CVJan 16, 2021

Unsupervised Noisy Tracklet Person Re-identification

arXiv:2101.06391v1
Originality Highly original
AI Analysis

This work addresses scalability and cost issues in person re-identification for large-scale deployments by enabling unsupervised learning from unlabeled tracklets, though it is incremental as it builds on existing unsupervised methods.

The authors tackled the problem of training person re-identification models without labeled data by proposing a selective tracklet learning approach that is robust to noisy tracklets, achieving significant improvements over state-of-the-art unsupervised and one-shot learning methods on three large benchmarks.

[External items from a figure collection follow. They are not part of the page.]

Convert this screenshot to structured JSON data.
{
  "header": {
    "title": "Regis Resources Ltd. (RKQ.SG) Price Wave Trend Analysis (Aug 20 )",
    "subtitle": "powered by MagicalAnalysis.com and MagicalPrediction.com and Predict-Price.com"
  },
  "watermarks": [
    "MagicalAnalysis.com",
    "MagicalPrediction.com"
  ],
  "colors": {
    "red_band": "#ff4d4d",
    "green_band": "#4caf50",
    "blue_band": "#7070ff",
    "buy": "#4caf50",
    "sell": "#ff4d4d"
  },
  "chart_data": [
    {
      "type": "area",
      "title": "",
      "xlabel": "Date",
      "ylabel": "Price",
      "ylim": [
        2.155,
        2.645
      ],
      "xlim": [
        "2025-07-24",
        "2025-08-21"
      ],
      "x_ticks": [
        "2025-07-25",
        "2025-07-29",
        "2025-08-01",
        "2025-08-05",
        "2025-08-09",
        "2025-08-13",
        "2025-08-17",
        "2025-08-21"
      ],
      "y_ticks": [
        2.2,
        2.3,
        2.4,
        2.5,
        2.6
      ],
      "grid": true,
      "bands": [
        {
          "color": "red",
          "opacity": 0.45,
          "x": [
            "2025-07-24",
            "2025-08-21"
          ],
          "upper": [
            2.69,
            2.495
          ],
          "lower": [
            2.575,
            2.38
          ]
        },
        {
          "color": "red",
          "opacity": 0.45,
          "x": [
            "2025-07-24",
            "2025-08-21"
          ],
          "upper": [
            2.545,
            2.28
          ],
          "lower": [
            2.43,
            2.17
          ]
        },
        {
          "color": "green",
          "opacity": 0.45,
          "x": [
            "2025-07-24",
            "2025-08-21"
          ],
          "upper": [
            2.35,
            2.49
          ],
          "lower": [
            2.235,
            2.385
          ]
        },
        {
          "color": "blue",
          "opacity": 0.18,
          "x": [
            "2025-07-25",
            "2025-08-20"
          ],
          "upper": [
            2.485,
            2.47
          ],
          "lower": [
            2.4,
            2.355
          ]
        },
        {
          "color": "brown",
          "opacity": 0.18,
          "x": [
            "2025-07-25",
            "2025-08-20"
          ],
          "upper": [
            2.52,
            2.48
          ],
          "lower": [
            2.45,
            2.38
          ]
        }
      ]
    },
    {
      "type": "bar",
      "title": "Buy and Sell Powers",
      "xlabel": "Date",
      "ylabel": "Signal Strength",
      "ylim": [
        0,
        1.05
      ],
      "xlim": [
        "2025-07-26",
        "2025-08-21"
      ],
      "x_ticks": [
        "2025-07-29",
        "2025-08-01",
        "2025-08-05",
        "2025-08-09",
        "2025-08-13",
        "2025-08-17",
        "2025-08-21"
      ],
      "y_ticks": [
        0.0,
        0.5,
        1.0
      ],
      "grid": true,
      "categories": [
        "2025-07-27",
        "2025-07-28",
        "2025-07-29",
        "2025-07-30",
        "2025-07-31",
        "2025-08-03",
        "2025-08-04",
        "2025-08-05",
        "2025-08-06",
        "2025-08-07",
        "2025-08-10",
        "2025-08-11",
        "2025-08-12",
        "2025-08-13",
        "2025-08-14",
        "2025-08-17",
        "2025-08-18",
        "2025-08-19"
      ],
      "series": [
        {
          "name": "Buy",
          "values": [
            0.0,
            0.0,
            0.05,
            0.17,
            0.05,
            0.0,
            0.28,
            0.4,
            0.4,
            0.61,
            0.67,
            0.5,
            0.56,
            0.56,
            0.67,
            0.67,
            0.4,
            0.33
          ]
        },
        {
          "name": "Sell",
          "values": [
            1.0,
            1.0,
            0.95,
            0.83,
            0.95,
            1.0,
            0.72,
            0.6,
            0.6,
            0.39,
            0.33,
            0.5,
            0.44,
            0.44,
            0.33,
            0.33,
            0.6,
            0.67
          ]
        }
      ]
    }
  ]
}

Existing person re-identification (re-id) methods mostly rely on supervised model learning from a large set of person identity labelled training data per domain. This limits their scalability and usability in large scale deployments. In this work, we present a novel selective tracklet learning (STL) approach that can train discriminative person re-id models from unlabelled tracklet data in an unsupervised manner. This avoids the tedious and costly process of exhaustively labelling person image/tracklet true matching pairs across camera views. Importantly, our method is particularly more robust against arbitrary noisy data of raw tracklets therefore scalable to learning discriminative models from unconstrained tracking data. This differs from a handful of existing alternative methods that often assume the existence of true matches and balanced tracklet samples per identity class. This is achieved by formulating a data adaptive image-to-tracklet selective matching loss function explored in a multi-camera multi-task deep learning model structure. Extensive comparative experiments demonstrate that the proposed STL model surpasses significantly the state-of-the-art unsupervised learning and one-shot learning re-id methods on three large tracklet person re-id benchmarks.